What is the correct way to use multiple GPUs in Slurm cluster?

Hello Julia community,

I am trying to distribute my computation using multiple GPUs in Slurm cluster. The code can be executed correctly while I’m using single GPU board in Slurm. However, when I try to use more than one GPU, I got Segmentation fault from CUDA.

I try to figure out the issue through internet, but there’s not much resources about this topic. So I post a question here to look for help.

To simplify my code, I would like to call the complicated problem that I need to solve as:

val = solve_prob(p, q)

with input parameters p and q, and also the returned val::ComplexF64. This function solve_prob uses CUDA without scalar indexing.

Because I have many different cases of ps and qs that I need to run through, I want to distribute it using multiple GPUs. My idea is to create (for example) 4 Slurm tasks and also use one GPU board per task. The followings are my Slurm and Julia scripts:

script.sh:

#!/bin/bash
### job name and time settings ###
#SBATCH --job-name=test
#SBATCH --time=1:00:00
#SBATCH --output=%x_%j.out
#SBATCH --error=%x_%j.err
#
### Node and task settings ###
#SBATCH --nodes=1
#SBATCH --ntasks=4
#
### CPU settings ###
#SBATCH --cpus-per-task=1
#
### GPU settings ###
#SBATCH --gpus-per-task=1   # each task gets 1 GPU
#SBATCH --gpu-bind=single:1 # bind 1 GPUs per task
####################

export JULIA_NUM_THREADS=${SLURM_CPUS_PER_TASK}

/path/to/julia script.jl

Note that I only use 1 node, and bind 1 GPU per task.

script.jl:

using Distributed, SharedArrays, SlurmClusterManager

#############################
# Add workers (matches Slurm tasks)
addprocs(SlurmManager())

#############################
# Load packages for master and workers
@everywhere begin
    # using packages I need instead of CUDA 
end

#############################
# Load CUDA only for workers [myid() != 1]
@everywhere if myid() != 1
    using CUDA
    CUDA.device!(0)  # each worker sees only its assigned GPU
    CUDA.allowscalar(false)
end

#############################
# Task and Model setup for workers
@everywhere begin
    # skip defining solve_prob for master since CUDA is not loaded
    if myid() != 1
        function solve_prob(p, q)
            # complicated ...
        end
    end
    
    Np = 1000 # number of parameter p
    plist = rand(ComplexF64, Np)

    Nq = 800 # number of parameter q
    qlist = rand(ComplexF64, Nq)    
end

#############################
# Distributed loop to workers
results = SharedArray{ComplexF64}(Np, Nq)
@sync @distributed for j in eachindex(qlist)
    for i in eachindex(plist)
        val = solve_prob(plist[i], qlist[j])
        results[i, j] = val

        println("$i, $j")
        flush(stdout)
    end
end

# save results ...

rmprocs(workers()) # remove workers

Note that I only distributed for qlist, and the for-loop of plist will run locally in each workers. In this way, I think the results[i,j] = val will not have race condition.

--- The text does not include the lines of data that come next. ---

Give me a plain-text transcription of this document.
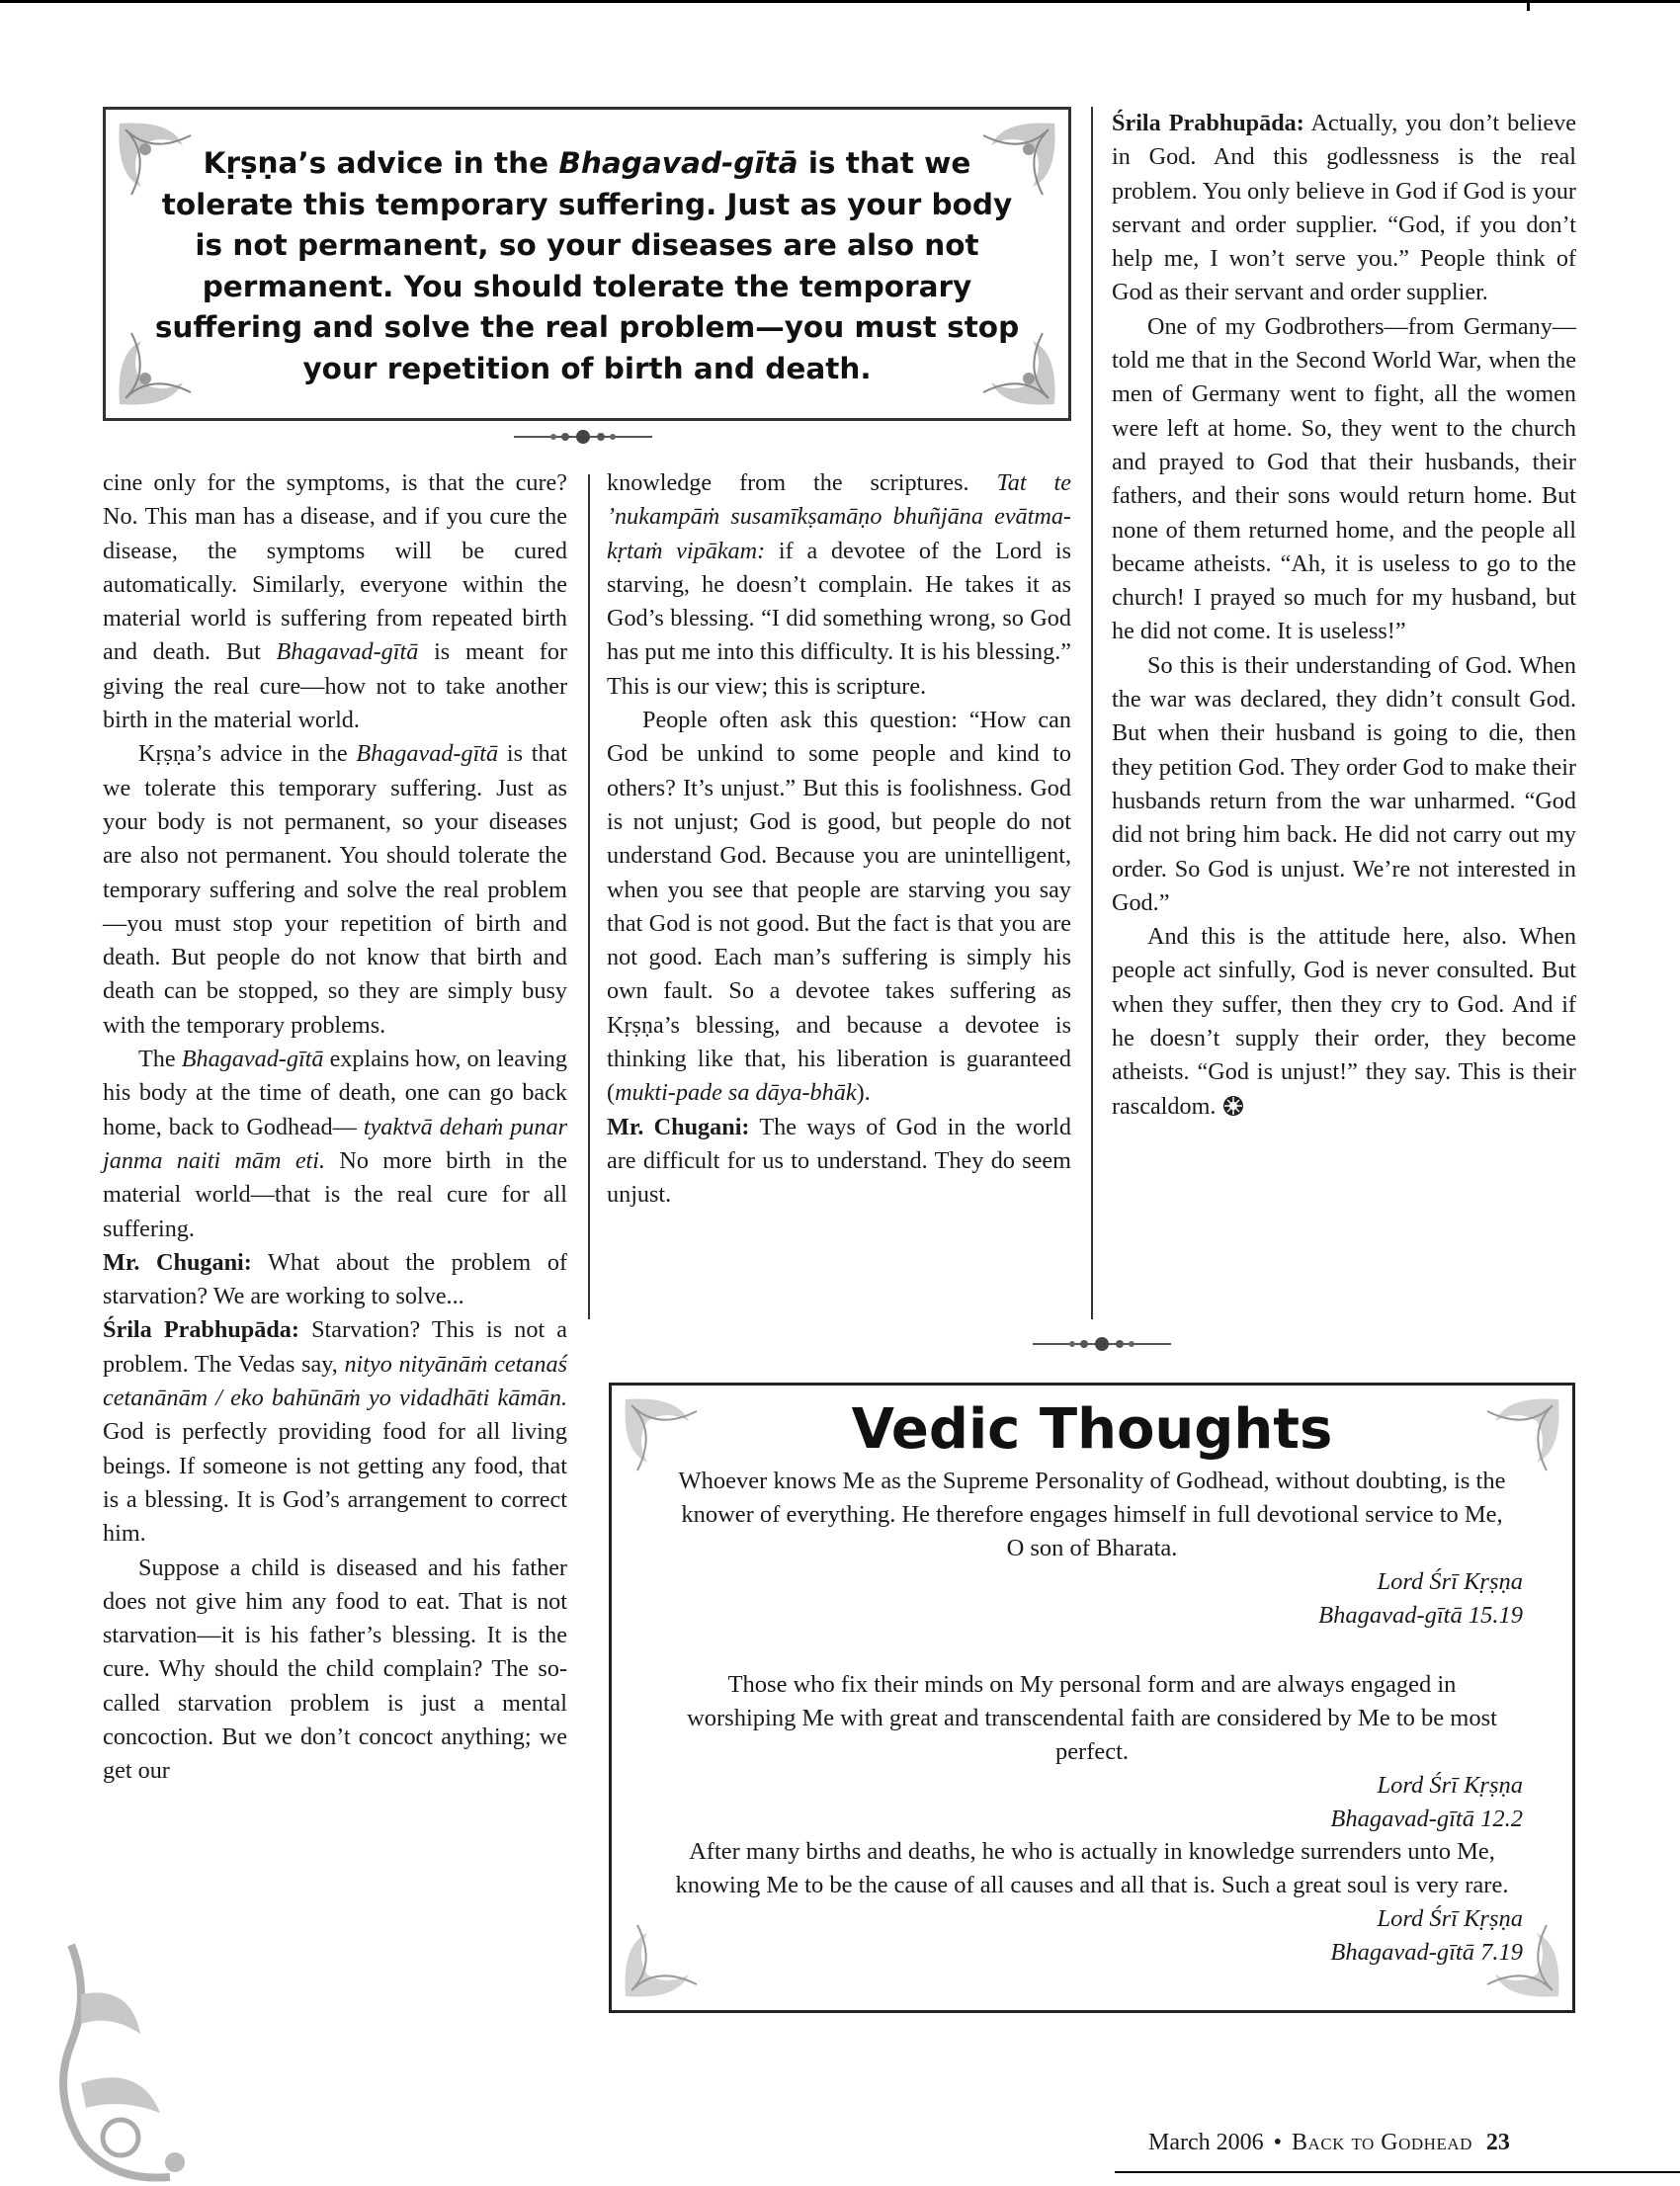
Kṛṣṇa’s advice in the Bhagavad-gītā is that we tolerate this temporary suffering. Just as your body is not permanent, so your diseases are also not permanent. You should tolerate the temporary suffering and solve the real problem—you must stop your repetition of birth and death.

cine only for the symptoms, is that the cure? No. This man has a disease, and if you cure the disease, the symptoms will be cured automatically. Similarly, everyone within the material world is suffering from repeated birth and death. But Bhagavad-gītā is meant for giving the real cure—how not to take another birth in the material world.

Kṛṣṇa’s advice in the Bhagavad-gītā is that we tolerate this temporary suffering. Just as your body is not permanent, so your diseases are also not permanent. You should tolerate the temporary suffering and solve the real problem—you must stop your repetition of birth and death. But people do not know that birth and death can be stopped, so they are simply busy with the temporary problems.

The Bhagavad-gītā explains how, on leaving his body at the time of death, one can go back home, back to Godhead— tyaktvā dehaṁ punar janma naiti mām eti. No more birth in the material world—that is the real cure for all suffering.

Mr. Chugani: What about the problem of starvation? We are working to solve...

Śrila Prabhupāda: Starvation? This is not a problem. The Vedas say, nityo nityānāṁ cetanaś cetanānām / eko bahūnāṁ yo vidadhāti kāmān. God is perfectly providing food for all living beings. If someone is not getting any food, that is a blessing. It is God’s arrangement to correct him.

Suppose a child is diseased and his father does not give him any food to eat. That is not starvation—it is his father’s blessing. It is the cure. Why should the child complain? The so-called starvation problem is just a mental concoction. But we don’t concoct anything; we get our

knowledge from the scriptures. Tat te ’nukampāṁ susamīkṣamāṇo bhuñjāna evātma-kṛtaṁ vipākam: if a devotee of the Lord is starving, he doesn’t complain. He takes it as God’s blessing. “I did something wrong, so God has put me into this difficulty. It is his blessing.” This is our view; this is scripture.

People often ask this question: “How can God be unkind to some people and kind to others? It’s unjust.” But this is foolishness. God is not unjust; God is good, but people do not understand God. Because you are unintelligent, when you see that people are starving you say that God is not good. But the fact is that you are not good. Each man’s suffering is simply his own fault. So a devotee takes suffering as Kṛṣṇa’s blessing, and because a devotee is thinking like that, his liberation is guaranteed (mukti-pade sa dāya-bhāk).

Mr. Chugani: The ways of God in the world are difficult for us to understand. They do seem unjust.

Śrila Prabhupāda: Actually, you don’t believe in God. And this godlessness is the real problem. You only believe in God if God is your servant and order supplier. “God, if you don’t help me, I won’t serve you.” People think of God as their servant and order supplier.

One of my Godbrothers—from Germany—told me that in the Second World War, when the men of Germany went to fight, all the women were left at home. So, they went to the church and prayed to God that their husbands, their fathers, and their sons would return home. But none of them returned home, and the people all became atheists. “Ah, it is useless to go to the church! I prayed so much for my husband, but he did not come. It is useless!”

So this is their understanding of God. When the war was declared, they didn’t consult God. But when their husband is going to die, then they petition God. They order God to make their husbands return from the war unharmed. “God did not bring him back. He did not carry out my order. So God is unjust. We’re not interested in God.”

And this is the attitude here, also. When people act sinfully, God is never consulted. But when they suffer, then they cry to God. And if he doesn’t supply their order, they become atheists. “God is unjust!” they say. This is their rascaldom.

Vedic Thoughts

Whoever knows Me as the Supreme Personality of Godhead, without doubting, is the knower of everything. He therefore engages himself in full devotional service to Me, O son of Bharata.

Lord Śrī Kṛṣṇa

Bhagavad-gītā 15.19

Those who fix their minds on My personal form and are always engaged in worshiping Me with great and transcendental faith are considered by Me to be most perfect.

Lord Śrī Kṛṣṇa

Bhagavad-gītā 12.2

After many births and deaths, he who is actually in knowledge surrenders unto Me, knowing Me to be the cause of all causes and all that is. Such a great soul is very rare.

Lord Śrī Kṛṣṇa

Bhagavad-gītā 7.19

March 2006 • Back to Godhead 23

After I submit this job to Slurm, I noticed that it can run for couple iterations in the beginning, and then, at some point, some of the tasks throw Segmentation fault, for example:

srun: error: hostname: task 2: Segmentation fault (core dumped)
srun: error: hostname: task 0: Segmentation fault (core dumped)

And the segmentation fault happens at different iteration step if I re-submit the job again.

I was also thinking that the possibility of this segmentation fault originates from my solve_prob function. But this function only allocate CuArrays locally in each worker, and doesn’t access other worker’s variable. So I think it should not be the reason causing segmentation fault.